I have never wasted my time or energy to recover base metals other than copper. And copper only because we had so much of it. The hydroxide used for the solder stripping process can be re-cycled to raise the pH of waste refining acids to drop all of the base metals as metal hydroxides before filter pressing. The tin, lead, zinc, and copper all end up in the filter press cakes.

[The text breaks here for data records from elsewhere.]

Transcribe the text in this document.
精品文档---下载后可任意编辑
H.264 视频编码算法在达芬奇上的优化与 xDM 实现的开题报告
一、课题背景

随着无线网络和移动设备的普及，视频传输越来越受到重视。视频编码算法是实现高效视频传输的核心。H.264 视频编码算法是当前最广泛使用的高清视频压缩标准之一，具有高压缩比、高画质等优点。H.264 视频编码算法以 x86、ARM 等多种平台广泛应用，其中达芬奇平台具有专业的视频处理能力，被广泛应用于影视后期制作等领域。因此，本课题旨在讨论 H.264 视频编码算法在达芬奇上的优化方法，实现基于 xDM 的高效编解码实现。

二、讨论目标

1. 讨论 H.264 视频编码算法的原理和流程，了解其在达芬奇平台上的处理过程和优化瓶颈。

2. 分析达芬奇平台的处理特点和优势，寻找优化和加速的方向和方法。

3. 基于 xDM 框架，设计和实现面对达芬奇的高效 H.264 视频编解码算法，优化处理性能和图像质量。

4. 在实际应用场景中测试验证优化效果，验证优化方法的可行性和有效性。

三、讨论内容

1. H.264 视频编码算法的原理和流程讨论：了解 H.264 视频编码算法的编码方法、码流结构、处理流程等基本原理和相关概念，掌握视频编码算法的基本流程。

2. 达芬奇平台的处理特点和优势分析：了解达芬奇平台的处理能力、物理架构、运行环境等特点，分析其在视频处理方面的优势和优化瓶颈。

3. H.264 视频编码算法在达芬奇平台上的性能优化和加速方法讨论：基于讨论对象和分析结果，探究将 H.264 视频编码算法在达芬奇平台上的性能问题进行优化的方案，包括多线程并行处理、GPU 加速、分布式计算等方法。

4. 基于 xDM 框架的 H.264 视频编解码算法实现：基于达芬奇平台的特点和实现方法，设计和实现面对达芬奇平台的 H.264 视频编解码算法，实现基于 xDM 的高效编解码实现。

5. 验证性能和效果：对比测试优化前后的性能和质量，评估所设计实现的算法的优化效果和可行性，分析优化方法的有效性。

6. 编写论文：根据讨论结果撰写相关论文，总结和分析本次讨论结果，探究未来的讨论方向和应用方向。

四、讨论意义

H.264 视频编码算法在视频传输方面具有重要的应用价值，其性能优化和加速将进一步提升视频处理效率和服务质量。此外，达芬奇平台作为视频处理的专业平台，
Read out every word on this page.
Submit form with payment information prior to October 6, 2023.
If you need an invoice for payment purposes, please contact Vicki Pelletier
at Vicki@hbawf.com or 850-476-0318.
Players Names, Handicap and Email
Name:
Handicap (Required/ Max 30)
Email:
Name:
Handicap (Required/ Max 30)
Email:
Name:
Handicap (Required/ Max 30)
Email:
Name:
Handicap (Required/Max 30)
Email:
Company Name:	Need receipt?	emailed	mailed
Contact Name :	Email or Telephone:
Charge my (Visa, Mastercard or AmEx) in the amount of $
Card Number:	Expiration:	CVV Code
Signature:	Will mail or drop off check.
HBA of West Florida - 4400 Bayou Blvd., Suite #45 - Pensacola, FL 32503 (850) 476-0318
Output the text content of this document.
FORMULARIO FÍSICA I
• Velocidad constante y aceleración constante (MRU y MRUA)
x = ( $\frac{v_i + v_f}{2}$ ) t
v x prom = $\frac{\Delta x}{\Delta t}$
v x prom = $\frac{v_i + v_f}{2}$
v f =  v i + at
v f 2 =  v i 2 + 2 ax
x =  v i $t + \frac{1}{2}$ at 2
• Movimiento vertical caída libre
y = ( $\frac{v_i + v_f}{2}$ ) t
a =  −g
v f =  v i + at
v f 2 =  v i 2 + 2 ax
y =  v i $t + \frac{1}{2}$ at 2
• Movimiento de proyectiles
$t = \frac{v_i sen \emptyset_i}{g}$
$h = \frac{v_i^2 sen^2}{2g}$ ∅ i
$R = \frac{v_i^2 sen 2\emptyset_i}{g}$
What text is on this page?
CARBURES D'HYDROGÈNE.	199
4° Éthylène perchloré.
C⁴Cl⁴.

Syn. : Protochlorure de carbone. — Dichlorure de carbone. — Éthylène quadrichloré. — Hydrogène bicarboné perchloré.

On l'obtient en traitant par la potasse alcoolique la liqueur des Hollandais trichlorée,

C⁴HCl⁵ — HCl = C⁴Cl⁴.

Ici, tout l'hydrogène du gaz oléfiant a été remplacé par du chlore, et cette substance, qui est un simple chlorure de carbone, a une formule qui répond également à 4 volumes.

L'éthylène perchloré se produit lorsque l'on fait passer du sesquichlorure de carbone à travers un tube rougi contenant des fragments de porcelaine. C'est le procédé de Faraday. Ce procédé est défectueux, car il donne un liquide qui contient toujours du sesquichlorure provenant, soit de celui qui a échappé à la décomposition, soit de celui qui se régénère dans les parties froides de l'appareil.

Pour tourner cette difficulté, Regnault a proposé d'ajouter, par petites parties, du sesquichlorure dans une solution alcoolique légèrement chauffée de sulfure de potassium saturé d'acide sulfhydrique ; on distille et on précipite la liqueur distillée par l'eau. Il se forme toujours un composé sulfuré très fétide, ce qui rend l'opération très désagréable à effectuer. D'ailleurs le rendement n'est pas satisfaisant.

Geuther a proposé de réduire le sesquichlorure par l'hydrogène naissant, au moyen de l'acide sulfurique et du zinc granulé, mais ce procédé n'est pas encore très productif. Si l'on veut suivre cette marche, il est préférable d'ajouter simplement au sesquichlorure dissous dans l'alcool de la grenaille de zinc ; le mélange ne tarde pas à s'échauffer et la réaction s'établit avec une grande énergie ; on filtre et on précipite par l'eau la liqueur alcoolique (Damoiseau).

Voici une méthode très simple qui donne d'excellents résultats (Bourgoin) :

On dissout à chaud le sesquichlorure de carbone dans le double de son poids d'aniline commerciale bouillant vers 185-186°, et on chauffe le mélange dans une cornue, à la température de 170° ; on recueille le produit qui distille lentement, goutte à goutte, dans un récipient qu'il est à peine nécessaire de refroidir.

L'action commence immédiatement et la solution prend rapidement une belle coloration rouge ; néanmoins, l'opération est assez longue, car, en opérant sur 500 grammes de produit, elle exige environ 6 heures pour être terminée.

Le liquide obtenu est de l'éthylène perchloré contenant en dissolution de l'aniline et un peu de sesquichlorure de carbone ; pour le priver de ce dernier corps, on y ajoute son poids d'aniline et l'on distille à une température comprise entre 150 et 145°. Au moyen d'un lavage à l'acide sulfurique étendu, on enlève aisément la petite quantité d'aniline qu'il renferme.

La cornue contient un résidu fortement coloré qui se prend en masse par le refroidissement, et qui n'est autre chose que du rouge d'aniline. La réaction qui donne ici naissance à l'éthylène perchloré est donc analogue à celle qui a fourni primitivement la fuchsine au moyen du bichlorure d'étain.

I am sure some solder masks are removed by strong caustic but I am also sure that not all of them are. The chemical de-soldering allows for magnetic separation and allows easier sorting of stripped (depopulated) boards and chips. From there different processes are used for recovery.
 
Kevin

I don't think you are going to be able to get away from the incineration/smelting process for processing large lots of CBs no matter how fine you are able to shred/granulate un-incinerated boards --- shed - incinerate - smelt is how the big boys do it

here is a link to a company that shows some good videos - http://www.advchem.com/prod.php?id=25

on the right hand side of the page you will see "Refining Capabilities & Equipment" & under that you will see a list - melting, shedding, incineration, etc. those are the videos --- click on the incineration one - its the more complete video of there process

Kurt
 
This just came in, I contacted the copper refinery over in Iran after I told them about how I can produce copper anode with 95% plus copper content and PMs, gave them some rough numbers, and they told me their anode must be 99.7% pure to be converted to 99.99% ?? I read 98% or 96% would be the ideal content. So they are not interested unless my dore ran 99.7% pure how much copper is needed?

Regards
Kevin
 
Kevin,
Not sure if this would help but I use a small hydraulic cylinder and a sharpened blade from a loader. I mounted a solid bar of steel and the blade together and used a clean circuit board as a spacer. The cylinder has a flat bar with a small groove welded on it. The board is placed in between the blade and the steel bar. The groove holds the board and I simply press the board through. The chips etc shear off. Leaving the board and solder etc to be sold or recycled. You lose the pin bottoms in the board. But eliminate the bulk of the material. If I ever figure out how to post a pic I'll show you.
Scott
 
Scott,

Thanks for your post, I think I have see a post few years ago here talking and showing pretty much what you described instead of vertical he used horizantal position and hydrolic press to depopulate the boards.
However they may seem practical for few kg or lbs of boards when one reaches couple hundred kgs or thousand lbs range options to process them economically comes down two very few, incineration, selling or in my case I am trying more "green" method of shredding grinding sorting classifying follow by gravity separation the. Melt to copper dore

Best regards
Kevin
 
lunker said:
Kevin,
Not sure if this would help but I use a small hydraulic cylinder and a sharpened blade from a loader. I mounted a solid bar of steel and the blade together and used a clean circuit board as a spacer. The cylinder has a flat bar with a small groove welded on it. The board is placed in between the blade and the steel bar. The groove holds the board and I simply press the board through. The chips etc shear off. Leaving the board and solder etc to be sold or recycled. You lose the pin bottoms in the board. But eliminate the bulk of the material. If I ever figure out how to post a pic I'll show you.
Scott

I would like to see a picture of that.